Motivations for Using PGMs:
Applications & Unification of Algorithms: PGMs are used in various applications and can unify different algorithms under a single framework.
Ideal Tool for Bayesians: Bayesians use probability distributions to represent uncertainty. PGMs provide a structured way to represent these distributions, making them an ideal tool for Bayesian analysis.
Importance of Independence:
Lowers Computational/Model Complexity: When variables are independent, it simplifies computations and the model itself. This is because you don’t need to account for relationships between every pair of variables.
Conditional Independence: This is a specific type of independence where two variables are independent given the value of a third variable. For example, if A and B are conditionally independent given C, then knowing the value of C breaks any dependence between A and B.
PGMs as a Compact Representation:
Factorized Joints: PGMs allow for a compact representation of joint probability distributions by breaking them down into smaller factors. This makes computations more efficient.
Undirected PGMs and Conversion from D-PGMs:
While directed PGMs represent causal relationships, undirected PGMs represent non-causal relationships between variables. There are methods to convert between the two types.
Example PGMs & Applications:
This section will likely provide specific examples of PGMs and how they are applied in real-world scenarios.
Notes:
PGMs provide a visual representation of complex probability distributions.
They can represent both causal (directed) and non-causal (undirected) relationships.
Independence and conditional independence are crucial concepts in PGMs, simplifying computations and the model.
PGMs are widely used in machine learning and statistics for various applications.
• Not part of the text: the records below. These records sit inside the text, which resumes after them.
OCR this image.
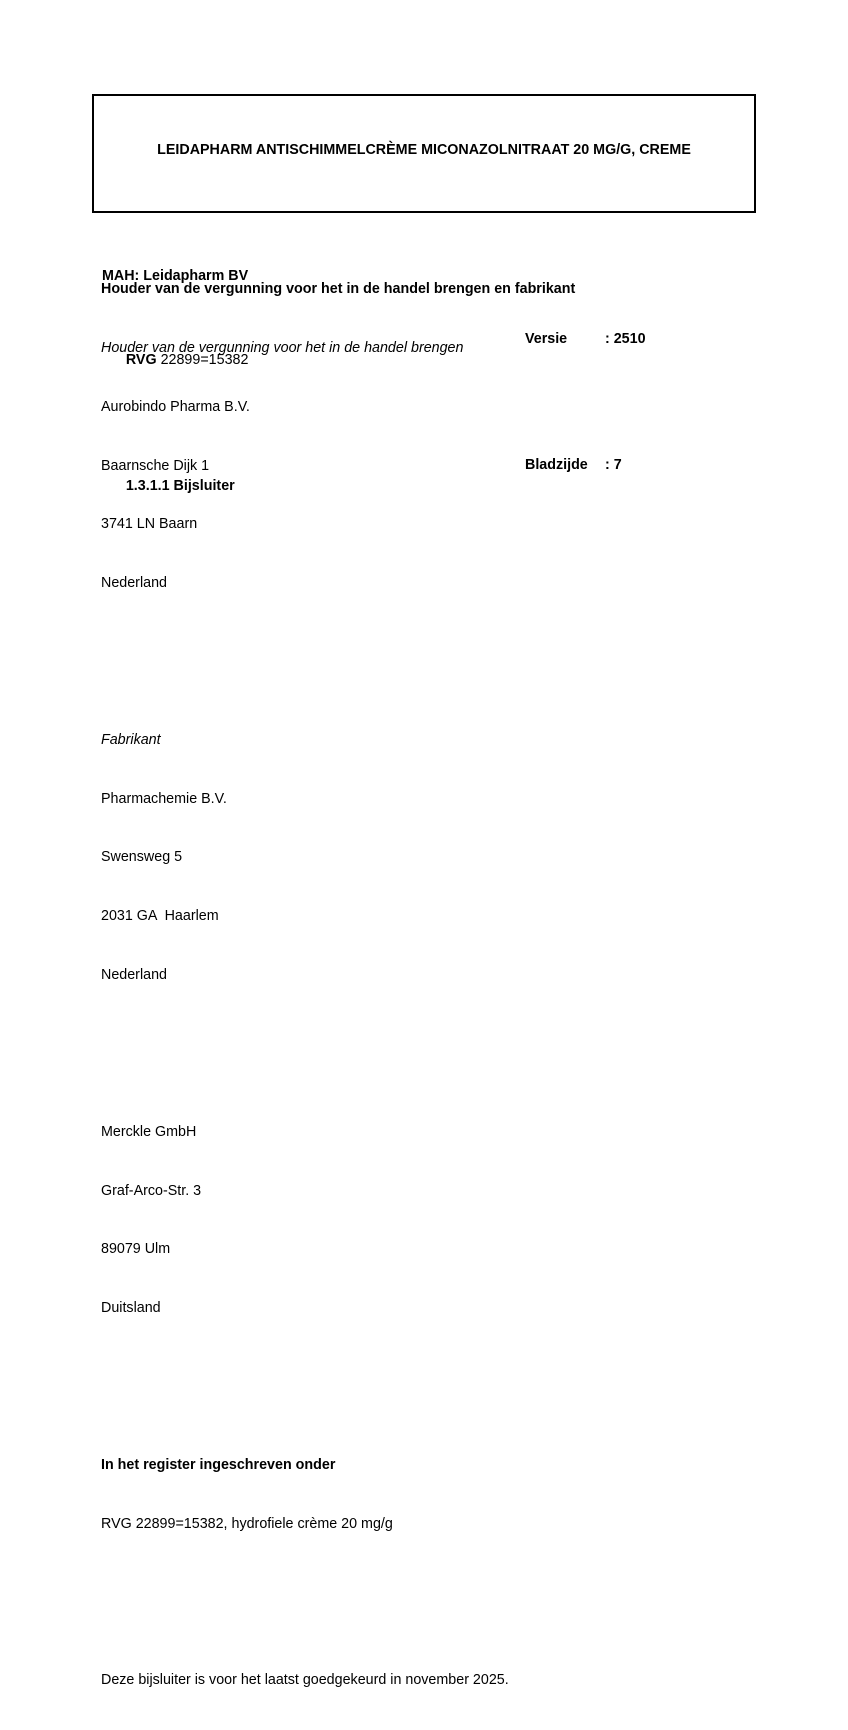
LEIDAPHARM ANTISCHIMMELCRÈME MICONAZOLNITRAAT 20 MG/G, CREME

MAH: Leidapharm BV

RVG 22899=15382

Versie	: 2510

1.3.1.1 Bijsluiter

Bladzijde	: 7

Houder van de vergunning voor het in de handel brengen en fabrikant

Houder van de vergunning voor het in de handel brengen

Aurobindo Pharma B.V.

Baarnsche Dijk 1

3741 LN Baarn

Nederland

Fabrikant

Pharmachemie B.V.

Swensweg 5

2031 GA  Haarlem

Nederland

Merckle GmbH

Graf-Arco-Str. 3

89079 Ulm

Duitsland

In het register ingeschreven onder

RVG 22899=15382, hydrofiele crème 20 mg/g

Deze bijsluiter is voor het laatst goedgekeurd in november 2025.
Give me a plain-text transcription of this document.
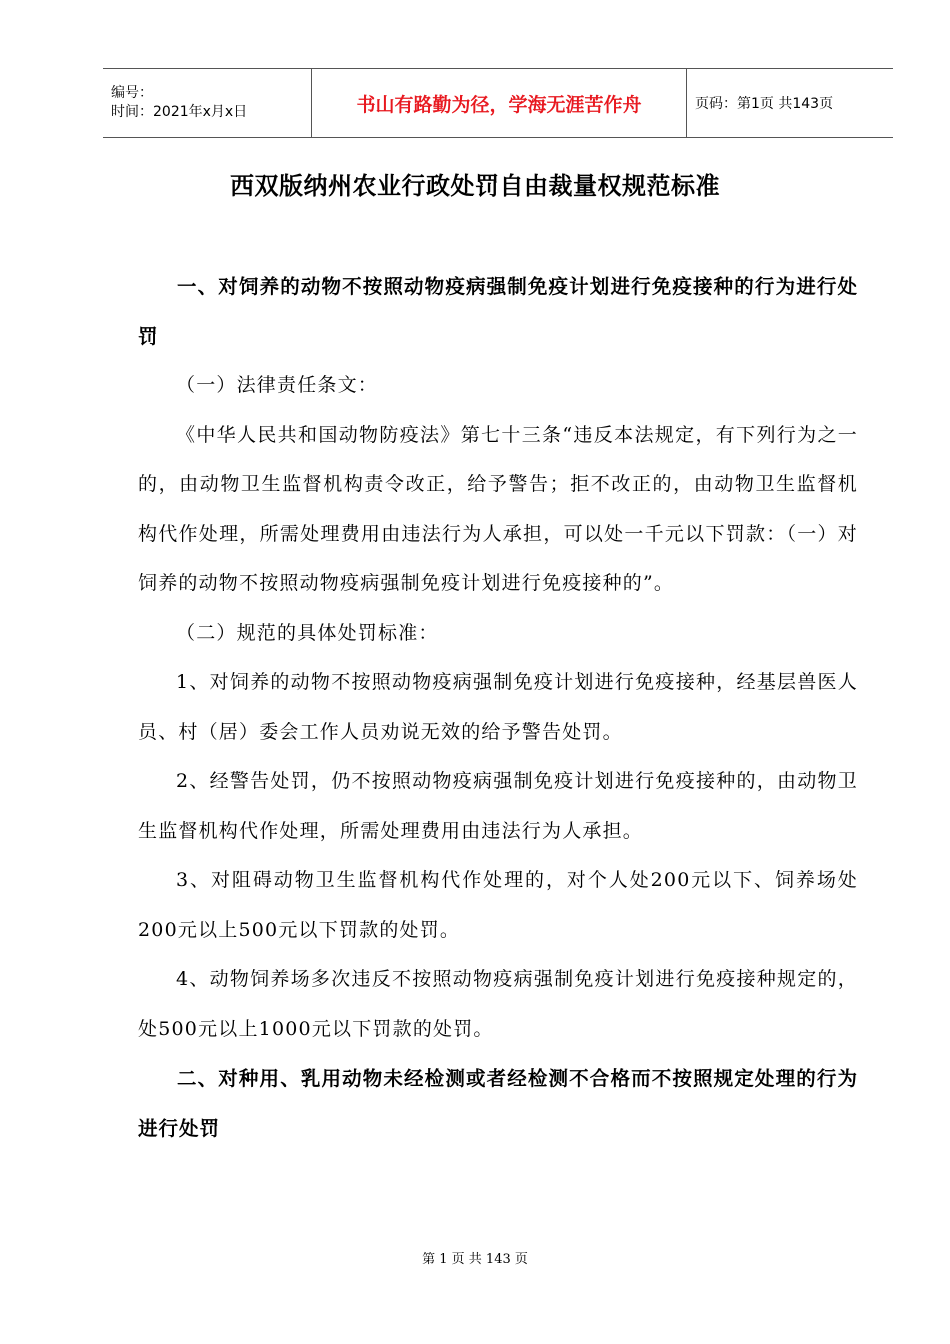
编号：
时间：2021年x月x日	书山有路勤为径，学海无涯苦作舟	页码：第1页 共143页
西双版纳州农业行政处罚自由裁量权规范标准

一、对饲养的动物不按照动物疫病强制免疫计划进行免疫接种的行为进行处罚

（一）法律责任条文：

《中华人民共和国动物防疫法》第七十三条“违反本法规定，有下列行为之一的，由动物卫生监督机构责令改正，给予警告；拒不改正的，由动物卫生监督机构代作处理，所需处理费用由违法行为人承担，可以处一千元以下罚款：（一）对饲养的动物不按照动物疫病强制免疫计划进行免疫接种的”。

（二）规范的具体处罚标准：

1、对饲养的动物不按照动物疫病强制免疫计划进行免疫接种，经基层兽医人员、村（居）委会工作人员劝说无效的给予警告处罚。

2、经警告处罚，仍不按照动物疫病强制免疫计划进行免疫接种的，由动物卫生监督机构代作处理，所需处理费用由违法行为人承担。

3、对阻碍动物卫生监督机构代作处理的，对个人处200元以下、饲养场处200元以上500元以下罚款的处罚。

4、动物饲养场多次违反不按照动物疫病强制免疫计划进行免疫接种规定的，处500元以上1000元以下罚款的处罚。

二、对种用、乳用动物未经检测或者经检测不合格而不按照规定处理的行为进行处罚

第 1 页 共 143 页
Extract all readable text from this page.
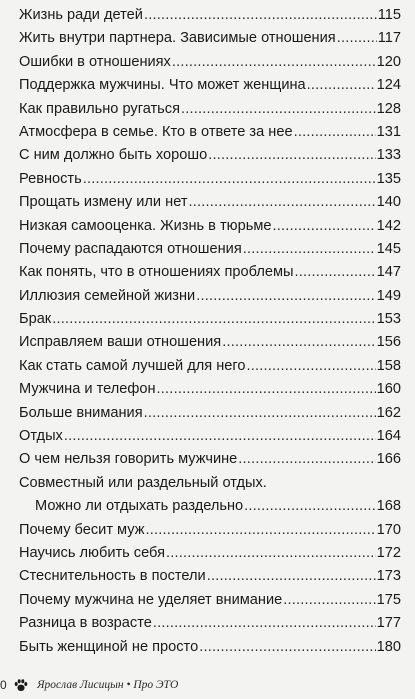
Жизнь ради детей .....	115
Жить внутри партнера. Зависимые отношения .....	117
Ошибки в отношениях .....	120
Поддержка мужчины. Что может женщина .....	124
Как правильно ругаться .....	128
Атмосфера в семье. Кто в ответе за нее .....	131
С ним должно быть хорошо .....	133
Ревность .....	135
Прощать измену или нет .....	140
Низкая самооценка. Жизнь в тюрьме .....	142
Почему распадаются отношения .....	145
Как понять, что в отношениях проблемы .....	147
Иллюзия семейной жизни .....	149
Брак .....	153
Исправляем ваши отношения .....	156
Как стать самой лучшей для него .....	158
Мужчина и телефон .....	160
Больше внимания .....	162
Отдых .....	164
О чем нельзя говорить мужчине .....	166
Совместный или раздельный отдых.
Можно ли отдыхать раздельно .....	168
Почему бесит муж .....	170
Научись любить себя .....	172
Стеснительность в постели .....	173
Почему мужчина не уделяет внимание .....	175
Разница в возрасте .....	177
Быть женщиной не просто .....	180
0	Ярослав Лисицын • Про ЭТО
Lecture Summary: Probabilistic Graphical Models (PGMs) in Statistical Machine Learning
Introduction to PGMs:
PGMs provide a compact representation of factorized joint distributions, making them ideal for Bayesian modeling.
Joint Distributions:
Represented as \(Pr(X_1, X_2, ..., X_n)\). Directly working with these can be computationally intensive, especially as the number of variables increases.
Probabilistic Inference:
Uses Bayes Rule:
\[ P(A|B) = \frac{P(B|A) \times P(A)}{P(B)} \]And Marginalisation:
\[ P(A) = \sum_{B} P(A, B) \]
These tools allow us to derive probabilities and update beliefs based on new evidence.
Factoring Joint Distributions:
Chain Rule:
\[ Pr(X_1, X_2, ..., X_n) = \prod_{i=1}^{n} Pr(X_i | X_1, ..., X_{i-1}) \]
This expresses joint distributions as products of conditional probabilities. Independence assumptions can simplify these products.
Directed PGMs (Bayesian Networks):
Represented with nodes (random variables) and acyclic edges (conditional dependencies).
Joint distribution factorization:
\[ Pr(X_1, X_2, ..., X_n) = \prod_{i} Pr(X_i | parents(X_i)) \]
This shows how the joint probability is a product of the probabilities of each variable given its parents in the graph.
Naïve Bayes Classifier:
Assumes features \(X_1, ..., X_d\) are conditionally independent given class label \(Y\).
Joint probability:
\[ Pr(Y, X_1, ..., X_d) = Pr(Y) \times \prod_{i=1}^{d} Pr(X_i|Y) \]
For prediction, it selects the \(Y\) that maximizes \(Pr(Y|X_1, ..., X_d)\).
Benefits of PGMs:
They allow for structured, efficient, and intuitive probabilistic modeling. The factorization and independence assumptions reduce the computational burden and the risk of overfitting.